>Understanding the Myth of the Lost Decade
A lot has been written with more to come about the lost decade for equity investors. While it is true that the S&P 500 lost about 10.0% and the government bond market gained 81.82% from 2000 through 2009, the performance profile is lopsided and understates larger discrepancies occurring in other asset classes.
However, before looking at the bigger picture, it is important to break down the returns of the past decade into two time periods: 2000 through 2002, and 2003 through 2009. During the first period, equities lost 37.59% while the bond market gained 35.0%. The strong performance from the government bond market was largely due to the flight to quality following the collapse of the dotcom bubble and the 9/11 terrorist attack in the US. These events forced the Federal Reserve to push the Federal Funds rate down to 1 percent.

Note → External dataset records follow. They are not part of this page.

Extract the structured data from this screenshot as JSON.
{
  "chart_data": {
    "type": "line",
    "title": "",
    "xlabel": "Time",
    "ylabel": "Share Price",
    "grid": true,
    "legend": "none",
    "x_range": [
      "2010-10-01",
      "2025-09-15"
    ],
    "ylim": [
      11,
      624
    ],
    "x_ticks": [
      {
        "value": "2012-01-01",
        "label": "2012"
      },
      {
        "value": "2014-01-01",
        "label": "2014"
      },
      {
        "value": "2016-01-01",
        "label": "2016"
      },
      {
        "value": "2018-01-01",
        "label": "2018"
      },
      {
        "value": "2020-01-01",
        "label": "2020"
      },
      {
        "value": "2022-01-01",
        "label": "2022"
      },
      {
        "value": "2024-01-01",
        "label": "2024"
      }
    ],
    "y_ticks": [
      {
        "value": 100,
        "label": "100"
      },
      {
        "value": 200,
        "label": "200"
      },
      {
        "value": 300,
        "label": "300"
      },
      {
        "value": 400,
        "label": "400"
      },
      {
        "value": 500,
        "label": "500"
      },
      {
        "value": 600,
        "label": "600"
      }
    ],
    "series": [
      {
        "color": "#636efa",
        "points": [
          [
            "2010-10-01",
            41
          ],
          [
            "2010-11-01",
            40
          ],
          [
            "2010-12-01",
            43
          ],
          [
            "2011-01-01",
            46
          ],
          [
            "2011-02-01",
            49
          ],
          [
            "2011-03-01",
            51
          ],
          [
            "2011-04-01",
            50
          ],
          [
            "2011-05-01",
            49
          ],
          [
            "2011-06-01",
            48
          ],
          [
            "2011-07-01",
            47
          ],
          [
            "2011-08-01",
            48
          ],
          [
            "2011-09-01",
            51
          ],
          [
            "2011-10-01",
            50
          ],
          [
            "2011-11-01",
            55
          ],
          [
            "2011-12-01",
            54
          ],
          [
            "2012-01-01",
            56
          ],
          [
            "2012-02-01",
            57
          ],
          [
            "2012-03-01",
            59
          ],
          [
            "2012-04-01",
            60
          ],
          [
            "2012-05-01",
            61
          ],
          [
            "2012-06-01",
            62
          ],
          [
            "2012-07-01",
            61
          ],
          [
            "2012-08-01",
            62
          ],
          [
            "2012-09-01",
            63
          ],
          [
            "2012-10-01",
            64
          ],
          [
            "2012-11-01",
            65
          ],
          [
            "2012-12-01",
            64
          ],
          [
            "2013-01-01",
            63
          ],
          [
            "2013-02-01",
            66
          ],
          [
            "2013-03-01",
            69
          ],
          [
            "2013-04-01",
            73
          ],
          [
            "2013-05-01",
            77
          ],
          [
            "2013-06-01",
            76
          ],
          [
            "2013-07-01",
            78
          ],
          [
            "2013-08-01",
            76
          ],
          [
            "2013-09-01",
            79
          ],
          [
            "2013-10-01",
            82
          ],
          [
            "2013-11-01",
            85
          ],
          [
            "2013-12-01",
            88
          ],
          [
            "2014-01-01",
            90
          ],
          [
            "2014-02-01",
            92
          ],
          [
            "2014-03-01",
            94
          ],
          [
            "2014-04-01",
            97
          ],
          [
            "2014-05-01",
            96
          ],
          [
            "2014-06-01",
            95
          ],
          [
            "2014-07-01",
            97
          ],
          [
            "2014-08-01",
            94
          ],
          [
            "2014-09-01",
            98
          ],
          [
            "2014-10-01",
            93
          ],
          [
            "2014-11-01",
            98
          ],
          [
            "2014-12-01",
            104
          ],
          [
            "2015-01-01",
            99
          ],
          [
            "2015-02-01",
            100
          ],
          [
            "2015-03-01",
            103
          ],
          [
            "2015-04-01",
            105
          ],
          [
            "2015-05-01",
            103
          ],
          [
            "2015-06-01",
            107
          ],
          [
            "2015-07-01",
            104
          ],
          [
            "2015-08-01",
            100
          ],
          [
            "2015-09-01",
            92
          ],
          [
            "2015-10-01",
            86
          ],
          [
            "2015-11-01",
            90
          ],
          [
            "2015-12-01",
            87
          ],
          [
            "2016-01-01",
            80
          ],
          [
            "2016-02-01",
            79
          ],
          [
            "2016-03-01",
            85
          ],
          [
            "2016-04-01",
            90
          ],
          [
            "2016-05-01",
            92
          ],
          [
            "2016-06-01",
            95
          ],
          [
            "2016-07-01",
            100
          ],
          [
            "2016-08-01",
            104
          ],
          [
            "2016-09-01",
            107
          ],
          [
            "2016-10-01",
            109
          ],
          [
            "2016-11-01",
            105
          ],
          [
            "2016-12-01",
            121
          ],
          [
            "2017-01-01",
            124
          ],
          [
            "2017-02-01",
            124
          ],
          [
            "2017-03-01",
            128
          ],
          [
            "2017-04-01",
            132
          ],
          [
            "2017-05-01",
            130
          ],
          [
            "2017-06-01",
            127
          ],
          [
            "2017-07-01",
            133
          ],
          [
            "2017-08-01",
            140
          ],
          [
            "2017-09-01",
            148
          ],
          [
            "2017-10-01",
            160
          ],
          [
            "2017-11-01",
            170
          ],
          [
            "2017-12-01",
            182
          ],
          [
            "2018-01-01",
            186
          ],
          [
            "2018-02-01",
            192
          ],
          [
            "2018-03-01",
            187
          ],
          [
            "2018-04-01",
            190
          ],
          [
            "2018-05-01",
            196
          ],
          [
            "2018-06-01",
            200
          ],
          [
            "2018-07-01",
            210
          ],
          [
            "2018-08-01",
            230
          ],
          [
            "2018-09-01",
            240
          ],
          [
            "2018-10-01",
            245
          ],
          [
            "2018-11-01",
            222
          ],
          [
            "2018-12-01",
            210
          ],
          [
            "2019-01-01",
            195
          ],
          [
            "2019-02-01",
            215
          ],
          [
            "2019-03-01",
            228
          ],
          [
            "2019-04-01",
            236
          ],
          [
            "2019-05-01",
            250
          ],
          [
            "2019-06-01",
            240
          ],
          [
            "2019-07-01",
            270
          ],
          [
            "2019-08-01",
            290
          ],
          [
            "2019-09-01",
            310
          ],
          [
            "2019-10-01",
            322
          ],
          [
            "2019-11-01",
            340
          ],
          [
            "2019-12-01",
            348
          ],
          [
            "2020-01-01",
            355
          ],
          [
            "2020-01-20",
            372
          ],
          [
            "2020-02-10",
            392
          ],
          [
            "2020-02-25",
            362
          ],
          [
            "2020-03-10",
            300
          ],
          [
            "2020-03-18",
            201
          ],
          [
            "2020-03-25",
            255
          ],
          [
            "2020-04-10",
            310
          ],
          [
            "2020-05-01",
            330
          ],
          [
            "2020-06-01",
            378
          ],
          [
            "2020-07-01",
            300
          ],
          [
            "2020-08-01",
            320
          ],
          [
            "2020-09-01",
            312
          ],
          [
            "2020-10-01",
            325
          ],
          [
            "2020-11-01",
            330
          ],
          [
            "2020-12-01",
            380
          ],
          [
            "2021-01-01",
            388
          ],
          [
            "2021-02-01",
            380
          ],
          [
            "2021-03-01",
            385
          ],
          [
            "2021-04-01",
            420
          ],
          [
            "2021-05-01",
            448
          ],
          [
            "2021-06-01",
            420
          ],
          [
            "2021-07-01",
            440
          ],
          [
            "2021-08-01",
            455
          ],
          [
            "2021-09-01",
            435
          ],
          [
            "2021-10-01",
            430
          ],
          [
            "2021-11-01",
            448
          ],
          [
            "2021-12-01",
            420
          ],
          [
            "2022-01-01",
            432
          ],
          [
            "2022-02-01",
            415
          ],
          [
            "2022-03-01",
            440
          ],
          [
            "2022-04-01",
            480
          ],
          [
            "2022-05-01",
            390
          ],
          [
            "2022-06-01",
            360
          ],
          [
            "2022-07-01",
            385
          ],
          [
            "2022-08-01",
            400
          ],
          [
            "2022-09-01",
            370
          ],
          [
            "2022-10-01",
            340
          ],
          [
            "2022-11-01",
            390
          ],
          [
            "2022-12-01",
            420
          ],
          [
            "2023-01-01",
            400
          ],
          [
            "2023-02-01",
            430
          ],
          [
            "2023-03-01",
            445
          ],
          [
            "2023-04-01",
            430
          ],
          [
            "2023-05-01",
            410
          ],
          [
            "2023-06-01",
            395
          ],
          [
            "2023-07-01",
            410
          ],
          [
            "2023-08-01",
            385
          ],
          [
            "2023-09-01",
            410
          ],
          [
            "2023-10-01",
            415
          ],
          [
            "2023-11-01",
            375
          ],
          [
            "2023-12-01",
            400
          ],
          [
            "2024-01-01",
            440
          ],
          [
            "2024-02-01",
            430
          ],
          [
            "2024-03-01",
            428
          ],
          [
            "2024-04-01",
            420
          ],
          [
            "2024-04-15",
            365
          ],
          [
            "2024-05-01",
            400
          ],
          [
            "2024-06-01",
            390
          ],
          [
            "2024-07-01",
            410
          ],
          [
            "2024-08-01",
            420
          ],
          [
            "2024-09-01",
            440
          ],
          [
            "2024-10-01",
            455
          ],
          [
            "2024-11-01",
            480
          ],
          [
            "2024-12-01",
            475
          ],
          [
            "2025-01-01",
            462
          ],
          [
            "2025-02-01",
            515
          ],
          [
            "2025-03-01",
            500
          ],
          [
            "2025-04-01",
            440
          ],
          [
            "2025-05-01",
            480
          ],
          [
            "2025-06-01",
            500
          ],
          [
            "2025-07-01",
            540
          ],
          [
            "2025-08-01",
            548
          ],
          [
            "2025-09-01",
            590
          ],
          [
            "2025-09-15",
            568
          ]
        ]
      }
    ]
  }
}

During the following seven years, equities and government bonds gained 42.9% and 34.7% respectively. Importantly, during this period, the total return from the bond market was entirely due to interest income. Government bonds were actually down 1% in price over the same period. Conversely, the price return generated from the equity market was 24.5% over this period.
The biggest story about the lost decade is the complete dominance of emerging market equities. The MSCI emerging market index gained 102.4% during this past decade, a significant difference compared to the 10% loss by the S&P 500 over the same period.

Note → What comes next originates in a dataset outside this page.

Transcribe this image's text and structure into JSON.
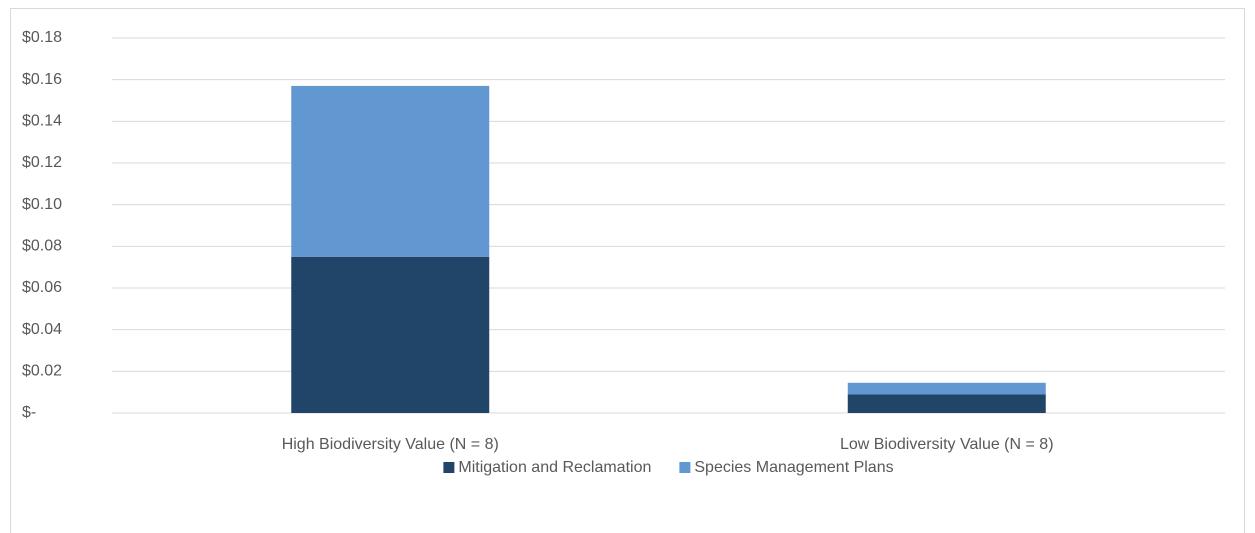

The absolute outperformance of emerging market equities over domestic US equities is a continuation of the outperformance from the preceding decade, when the MSCI emerging market index gained 2,408% versus a respectable gain of 432% for the S&P 500. During the 1990s, the government bond market produced a total return of 105.3%, of which only 2.1% was earned from capital appreciation.

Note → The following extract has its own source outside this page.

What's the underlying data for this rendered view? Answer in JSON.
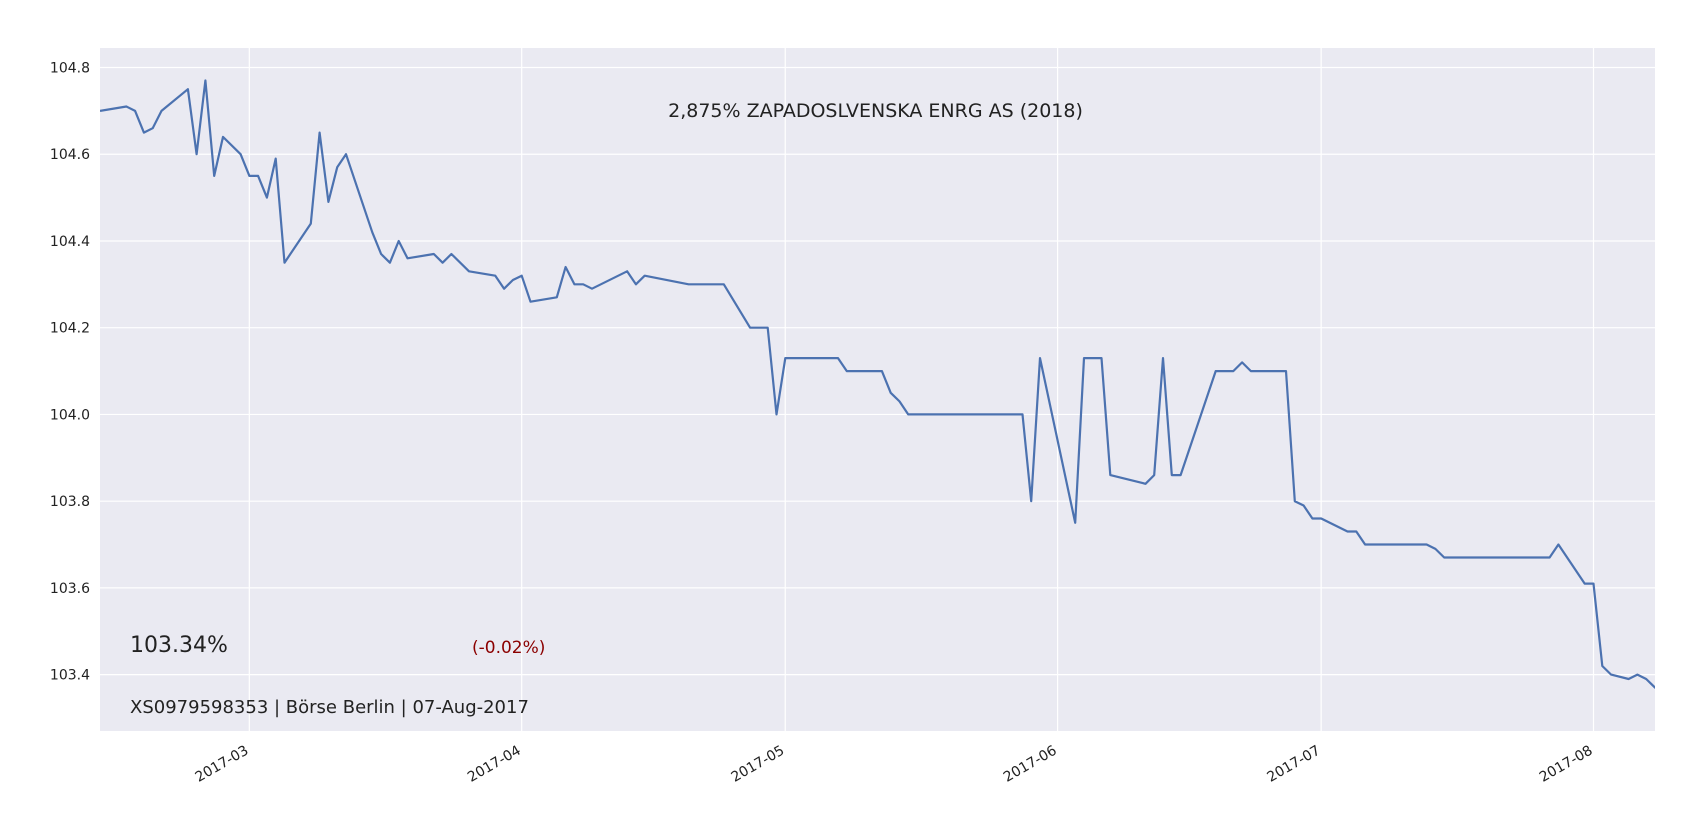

Over the entire 20 year period (1989 - 2009), emerging market equities produced an annualized return of 21.7% compared to just 8.1% annualized for the S&P 500. The bond market returned 6.8% annually over this same period of which a very meager 0.70% was attributed to price improvement.
Clearly a key take-away from the return data is that, over long periods of time, returns from the bond market are generally produced from the compounding of interest income rather than from price appreciation.